Question: How to construct a subset of TxDb object from TxDb.Hsapiens.UCSC.hg38.knownGene and selected genes
0
6 months ago by
Ruichao.Zeng0 wrote:

Hi all, I just wish to construct a subset of TxDb object based on the TxDb.Hsapiens.UCSC.hg38.knownGene and my special genes. Thus, does anyone know how to do it?

Many thanks

modified 6 months ago • written 6 months ago by Ruichao.Zeng0

What exactly are you trying to do? Can you not subset the output of the TxDb rather than trying to subset the TxDb itself?

For example, I have a target genes list, so I only want to construct a subset of TxDb for those target genes list rather than apply the entire TxDb.Hsapiens.UCSC.hg38.knownGene for the following analysis. Specifically, filtering the target genes corresponding information from TxDb.Hsapiens.UCSC.hg38.knownGene and then generate a new subset of TxDb.

That doesn't tell me anything more than your original post. I understand you want a subset, but not why, or how you plan on using it and why it's not just as easy or easier to extract everything and then subset after the fact.

If I just want a set of genes, it's easy enough to subset a GRanges or GRangesList

> gnsIlike <- sample(keys(TxDb.Hsapiens.UCSC.hg38.knownGene), 500)
> genes(TxDb.Hsapiens.UCSC.hg38.knownGene, single.strand.genes.only = FALSE)[gnsIlike,]
GRangesList object of length 500:
$90589 GRanges object with 1 range and 0 metadata columns: seqnames ranges strand <Rle> <IRanges> <Rle> [1] chr19 12140217-12156731 -$4074
GRanges object with 1 range and 0 metadata columns:
seqnames          ranges strand
[1]    chr12 8940363-8949955      -

$79800 GRanges object with 1 range and 0 metadata columns: seqnames ranges strand [1] chr2 202912218-202986485 + ... <497 more elements> ------- seqinfo: 455 sequences (1 circular) from hg38 genome > transcriptsBy(TxDb.Hsapiens.UCSC.hg38.knownGene)[gnsIlike] GRangesList object of length 500:$90589
GRanges object with 3 ranges and 2 metadata columns:
seqnames            ranges strand |     tx_id     tx_name
<Rle>         <IRanges>  <Rle> | <integer> <character>
[1]    chr19 12140217-12156731      - |    162058  uc060txu.1
[2]    chr19 12144890-12156714      - |    162060  uc060txw.1
[3]    chr19 12145265-12156729      - |    162061  uc010dyo.3

\$4074
GRanges object with 13 ranges and 2 metadata columns:
seqnames          ranges strand |  tx_id    tx_name
[1]    chr12 8940363-8943420      - | 108458 uc058kyv.1
[2]    chr12 8940363-8949636      - | 108459 uc058kyw.1
[3]    chr12 8940364-8949761      - | 108460 uc021quk.2
[4]    chr12 8940365-8949955      - | 108461 uc001qvf.4
[5]    chr12 8940751-8942517      - | 108462 uc058kyx.1
...      ...             ...    ... .    ...        ...
[9]    chr12 8943296-8945479      - | 108466 uc058kzb.1
[10]    chr12 8943825-8949735      - | 108467 uc058kzc.1
[11]    chr12 8945237-8949610      - | 108468 uc058kzd.1
[12]    chr12 8945433-8949645      - | 108469 uc058kze.1
[13]    chr12 8945485-8946848      - | 108470 uc058kzf.1

...
<498 more elements>
-------
seqinfo: 455 sequences (1 circular) from hg38 genome


Is that not simpler than going through all the work to get a subsetted TxDb?

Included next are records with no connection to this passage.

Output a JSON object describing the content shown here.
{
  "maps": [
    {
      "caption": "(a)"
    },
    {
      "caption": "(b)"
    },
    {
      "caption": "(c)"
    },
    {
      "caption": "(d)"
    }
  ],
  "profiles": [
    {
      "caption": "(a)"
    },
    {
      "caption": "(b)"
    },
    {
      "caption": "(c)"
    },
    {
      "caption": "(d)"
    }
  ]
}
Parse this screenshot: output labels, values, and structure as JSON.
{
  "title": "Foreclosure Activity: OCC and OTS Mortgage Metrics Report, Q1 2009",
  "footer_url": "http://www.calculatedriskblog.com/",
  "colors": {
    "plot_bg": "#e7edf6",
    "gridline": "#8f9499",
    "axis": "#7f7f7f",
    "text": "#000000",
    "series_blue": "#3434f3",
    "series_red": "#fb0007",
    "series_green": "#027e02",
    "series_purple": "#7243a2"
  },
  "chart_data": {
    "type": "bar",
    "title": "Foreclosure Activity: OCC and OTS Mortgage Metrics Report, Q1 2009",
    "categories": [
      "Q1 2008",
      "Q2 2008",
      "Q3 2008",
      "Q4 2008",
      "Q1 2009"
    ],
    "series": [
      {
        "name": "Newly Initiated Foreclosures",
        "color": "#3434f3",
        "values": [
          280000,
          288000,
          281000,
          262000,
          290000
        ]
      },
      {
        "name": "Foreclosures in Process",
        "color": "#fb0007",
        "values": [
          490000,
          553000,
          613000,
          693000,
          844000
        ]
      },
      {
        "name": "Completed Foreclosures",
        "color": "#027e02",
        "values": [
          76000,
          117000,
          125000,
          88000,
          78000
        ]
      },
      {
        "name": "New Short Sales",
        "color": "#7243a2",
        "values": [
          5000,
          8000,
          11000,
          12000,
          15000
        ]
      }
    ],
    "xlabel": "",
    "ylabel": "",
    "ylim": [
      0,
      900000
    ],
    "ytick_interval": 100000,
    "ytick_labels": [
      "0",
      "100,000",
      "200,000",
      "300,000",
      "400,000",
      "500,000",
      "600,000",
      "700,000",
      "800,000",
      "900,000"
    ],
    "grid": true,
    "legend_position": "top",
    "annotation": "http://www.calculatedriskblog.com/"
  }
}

Apology for my poor description. Specifically, I try to apply annotatePeak function from ChIPseeker package to call peaks. Then, this function requires a TxDb argument that should be exactly TxDb object. Apparently, the TxDb.Hsapiens.UCSC.hg38.knownGene meets this. However, due to I just have a small list of special genes, so I wish to construct a subset of TxDb object based on the TxDb.Hsapiens.UCSC.hg38.knownGene and my target gene, and then run the annotatePeak function, which can save much more time compared to apply the entire TxDb.Hsapiens.UCSC.hg38.knownGene. Hope this can help you understand what I exactly wish to do.

You won't save any time by doing that. It will take way more time to generate the subsetted TxDb package than it would take to simply run annotatePeak on the whole thing, even if you have to run annotatePeak multiple times. Don't try to save pennies by spending dollars.